The theatre heavyweights, whose company was behind such Canadian and Broadway theatre hits as "The Phantom of the Opera," were each convicted of two counts of fraud in 2009. Drabinsky was sentenced to seven years behind bars, while Gottlieb got six.

They argue that their accounting staff perpetrated the fraud without their knowledge and Gottlieb is seeking a new trial while Drabinsky's is asking for and outright acquittal.

The Ontario Court of Appeal reserved its judgment Wednesday.

Judge Mary Lou Benotto convicted Gottlieb and Drabinsky, finding that the pair manipulated the income reported on the financial statements of their company Livent Inc. over nine years, before it went bankrupt in 1998.

The pair has already stayed out of prison since being convicted, due to speedy paperwork by their lawyers, brothers Edward and Brian Greenspan.
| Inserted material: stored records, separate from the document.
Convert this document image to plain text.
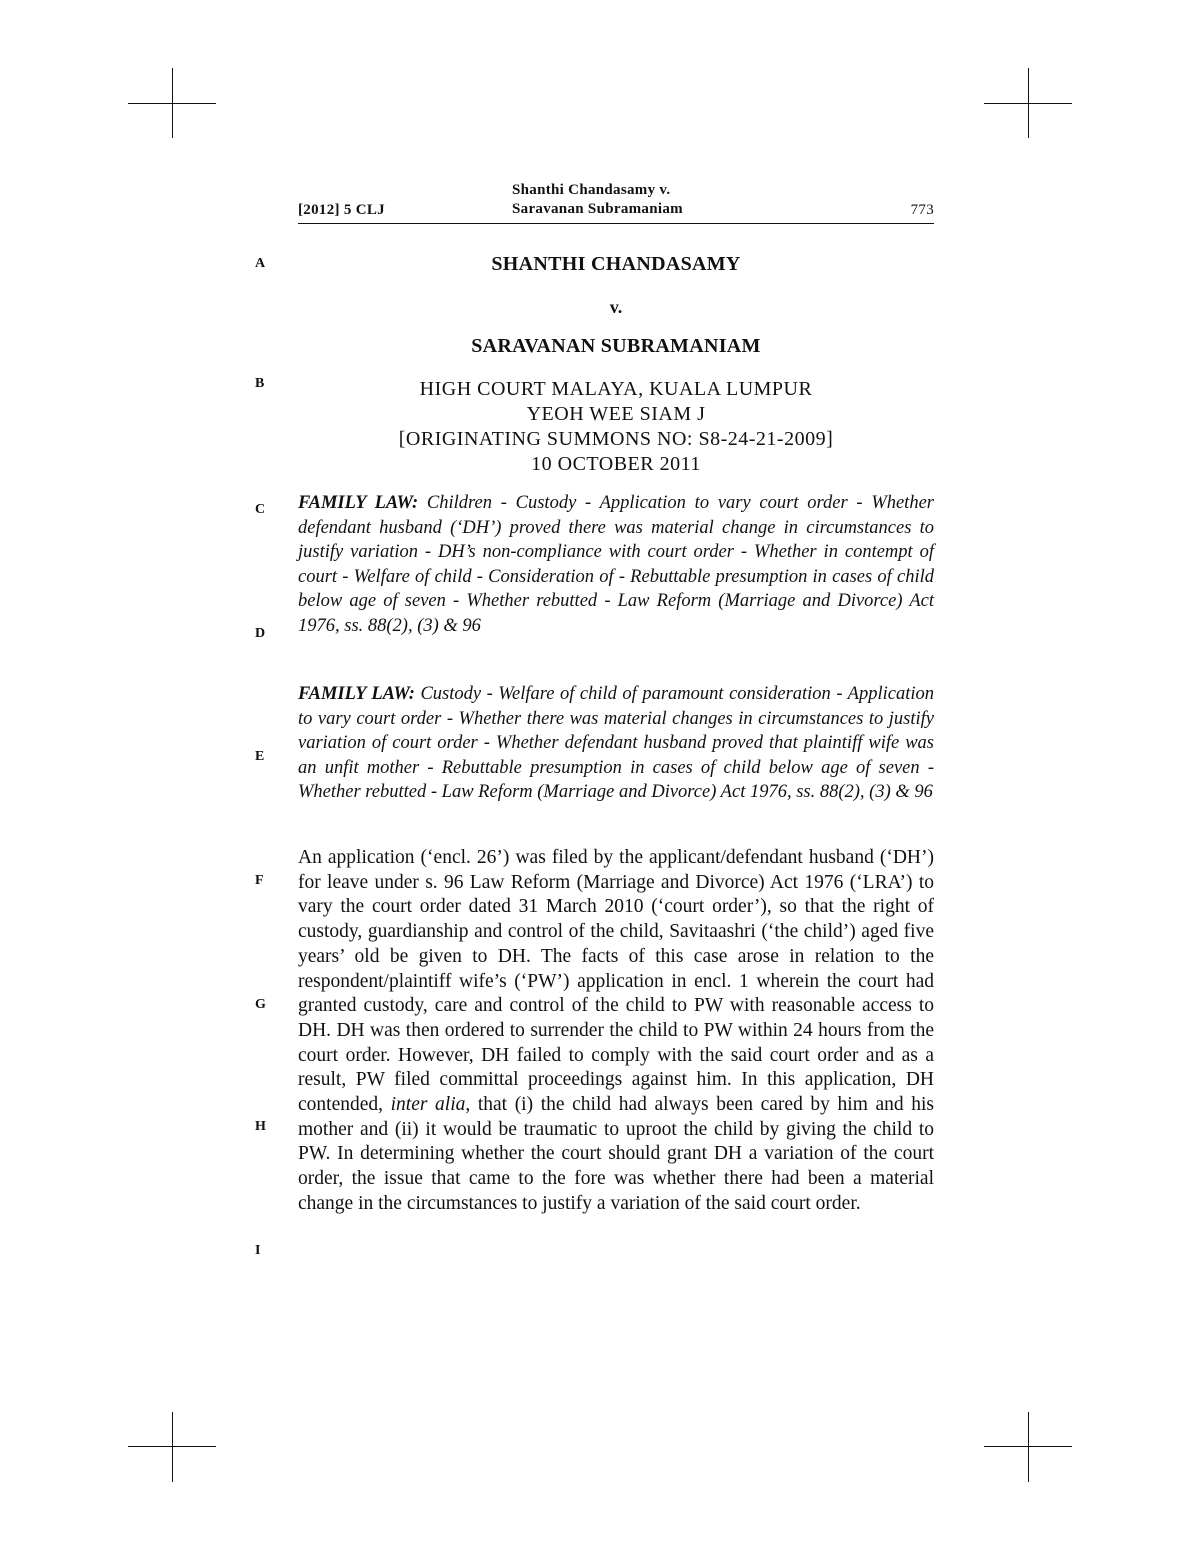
[2012] 5 CLJ
Shanthi Chandasamy v.
Saravanan Subramaniam	773
A
B
C
D
E
F
G
H
I
SHANTHI CHANDASAMY
v.
SARAVANAN SUBRAMANIAM
HIGH COURT MALAYA, KUALA LUMPUR
YEOH WEE SIAM J
[ORIGINATING SUMMONS NO: S8-24-21-2009]
10 OCTOBER 2011
FAMILY LAW: Children - Custody - Application to vary court order - Whether defendant husband (‘DH’) proved there was material change in circumstances to justify variation - DH’s non-compliance with court order - Whether in contempt of court - Welfare of child - Consideration of - Rebuttable presumption in cases of child below age of seven - Whether rebutted - Law Reform (Marriage and Divorce) Act 1976, ss. 88(2), (3) & 96
FAMILY LAW: Custody - Welfare of child of paramount consideration - Application to vary court order - Whether there was material changes in circumstances to justify variation of court order - Whether defendant husband proved that plaintiff wife was an unfit mother - Rebuttable presumption in cases of child below age of seven - Whether rebutted - Law Reform (Marriage and Divorce) Act 1976, ss. 88(2), (3) & 96
An application (‘encl. 26’) was filed by the applicant/defendant husband (‘DH’) for leave under s. 96 Law Reform (Marriage and Divorce) Act 1976 (‘LRA’) to vary the court order dated 31 March 2010 (‘court order’), so that the right of custody, guardianship and control of the child, Savitaashri (‘the child’) aged five years’ old be given to DH. The facts of this case arose in relation to the respondent/plaintiff wife’s (‘PW’) application in encl. 1 wherein the court had granted custody, care and control of the child to PW with reasonable access to DH. DH was then ordered to surrender the child to PW within 24 hours from the court order. However, DH failed to comply with the said court order and as a result, PW filed committal proceedings against him. In this application, DH contended, inter alia, that (i) the child had always been cared by him and his mother and (ii) it would be traumatic to uproot the child by giving the child to PW. In determining whether the court should grant DH a variation of the court order, the issue that came to the fore was whether there had been a material change in the circumstances to justify a variation of the said court order.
Each was granted $350,000 bail, pending the appeal.

Brian Greenspan argued Wednesday that Benotto used faulty logic to convict Drabinsky and Gottlieb, and was merely speculating when she decided they must have known about the fraud.

"She rejects our argument on the grounds of speculation, not common sense," he told the court.

While the exact dollar value of the fraud is not known, the investments made in the public company were more than $500 million.

Benotto found that Drabinsky and Gottlieb devised a kickback scheme dating back to 1989 that saw assets of Livent and its predecessor company overstated in financial statements.

Benotto found that the pair would arbitrarily move operating expenses from one period to another and apply the expenses of one show to another.

"There's no doubt that Drabinsky was driving hard to get the income up and the expenses down, because this thing was a money-eating machine," Justice David Doherty said Wednesday.

Doherty noted that the documents themselves, however, do not prove that fraud occurred. That conclusion relies on the testimony of Crown witnesses, whom the Livent co-founders say lack credibility.